Cara
Silvia, ho parlato con Ivan e gli ho fatto leggere la tua risposta. E’ tutto
contento, nella sua inguaribile stralunataggine. Pensava di beccarsi un
servilliano “vafangulo”, invece si è ritrovato una critica e una difesa di
Servillo davvero serrate e ottimamente presentate.
A lui non
interessava criticare “La grande bellezza”, ma un grandissimo attore che, di
fronte a un, per altro molto pacato, rilievo finale di una giornalista al
telefono, circa critiche che sono state fatte al film in Italia (senza neanche
entrare nel merito delle stesse), perde le staffe molto banalmente – come un
Ivan qualunque, insomma – e invece di rispondere, magari con una semplice
battuta, proclama, con una certa prosopopea attoriale, che “le critiche sono
inopportune in questo momento e alla maggioranza degli italiani non
interessano” (dopodiché procede al “vaffa”).
Perché
criticare qualcosa dovrebbe essere un atto “inopportuno”? Di solito così
rispondevano i censori, anche quelli delle pellicole cinematografiche (come
Andreotti negli anni ’50). Se qualcuno fa delle critiche, “La grande bellezza”
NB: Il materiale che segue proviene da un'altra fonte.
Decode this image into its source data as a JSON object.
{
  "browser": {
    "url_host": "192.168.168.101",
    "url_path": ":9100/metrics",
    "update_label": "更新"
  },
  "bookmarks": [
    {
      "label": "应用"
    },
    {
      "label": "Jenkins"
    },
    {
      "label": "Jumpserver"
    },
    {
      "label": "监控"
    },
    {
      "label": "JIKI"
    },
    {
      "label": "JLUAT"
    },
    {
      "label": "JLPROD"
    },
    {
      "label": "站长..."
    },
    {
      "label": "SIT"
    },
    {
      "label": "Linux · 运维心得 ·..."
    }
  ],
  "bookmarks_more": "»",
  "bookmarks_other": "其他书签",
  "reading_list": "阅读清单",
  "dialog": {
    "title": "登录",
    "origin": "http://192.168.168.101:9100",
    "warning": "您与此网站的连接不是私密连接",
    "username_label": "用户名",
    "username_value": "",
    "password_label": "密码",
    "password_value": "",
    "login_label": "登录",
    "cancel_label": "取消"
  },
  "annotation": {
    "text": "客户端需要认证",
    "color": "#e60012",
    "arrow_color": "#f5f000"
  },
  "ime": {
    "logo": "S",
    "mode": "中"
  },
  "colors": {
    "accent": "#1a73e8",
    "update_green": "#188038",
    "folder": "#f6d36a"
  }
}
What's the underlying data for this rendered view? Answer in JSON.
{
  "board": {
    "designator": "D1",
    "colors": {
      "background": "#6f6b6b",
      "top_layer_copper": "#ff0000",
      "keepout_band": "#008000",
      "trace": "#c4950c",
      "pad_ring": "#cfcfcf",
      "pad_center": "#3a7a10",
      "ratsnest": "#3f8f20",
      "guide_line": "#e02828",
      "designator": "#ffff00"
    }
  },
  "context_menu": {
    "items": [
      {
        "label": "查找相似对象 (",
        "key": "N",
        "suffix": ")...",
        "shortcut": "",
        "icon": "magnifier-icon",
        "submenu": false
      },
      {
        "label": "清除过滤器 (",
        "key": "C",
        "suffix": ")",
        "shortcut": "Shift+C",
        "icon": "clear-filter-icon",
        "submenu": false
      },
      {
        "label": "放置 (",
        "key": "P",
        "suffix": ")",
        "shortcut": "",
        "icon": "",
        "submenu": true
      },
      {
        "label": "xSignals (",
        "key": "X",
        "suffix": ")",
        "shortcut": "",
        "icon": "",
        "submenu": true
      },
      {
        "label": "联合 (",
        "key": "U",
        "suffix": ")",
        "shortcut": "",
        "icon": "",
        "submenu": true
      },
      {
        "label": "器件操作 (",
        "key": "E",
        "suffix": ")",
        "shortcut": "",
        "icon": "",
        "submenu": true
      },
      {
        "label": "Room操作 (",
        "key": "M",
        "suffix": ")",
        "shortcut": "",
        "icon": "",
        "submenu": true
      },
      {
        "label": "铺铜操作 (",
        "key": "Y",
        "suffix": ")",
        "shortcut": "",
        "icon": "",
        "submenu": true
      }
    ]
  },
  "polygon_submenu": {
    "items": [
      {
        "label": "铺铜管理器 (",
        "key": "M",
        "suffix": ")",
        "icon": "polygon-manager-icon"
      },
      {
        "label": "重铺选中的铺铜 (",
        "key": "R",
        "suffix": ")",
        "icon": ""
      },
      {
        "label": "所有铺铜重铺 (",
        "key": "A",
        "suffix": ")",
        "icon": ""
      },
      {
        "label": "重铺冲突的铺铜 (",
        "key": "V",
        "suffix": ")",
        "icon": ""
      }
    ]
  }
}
rischia di perdere pubblico nelle sale oppure l’Oscar? Perché Servillo
stabilisce inderogabilmente che le critiche “non interessano alla maggioranza
degli italiani”? E se anche così fosse, un giornalista deve obbedire alle
maggioranze?
Povero
Ivan, cara Silvia, cerca di capirlo. Si fa delle domande che ai nostri tempi
appaiono da moralizzatore un po’ parruccone. Però alla fine di tutto - mi ha
detto -, non bastava che Servillo rispondesse alla giornalista ponendole quei
quesiti che Silvia pone così bene circa le critiche preconcette al film? E, ha
concluso, speriamo comunque che il film vinca l’Oscar!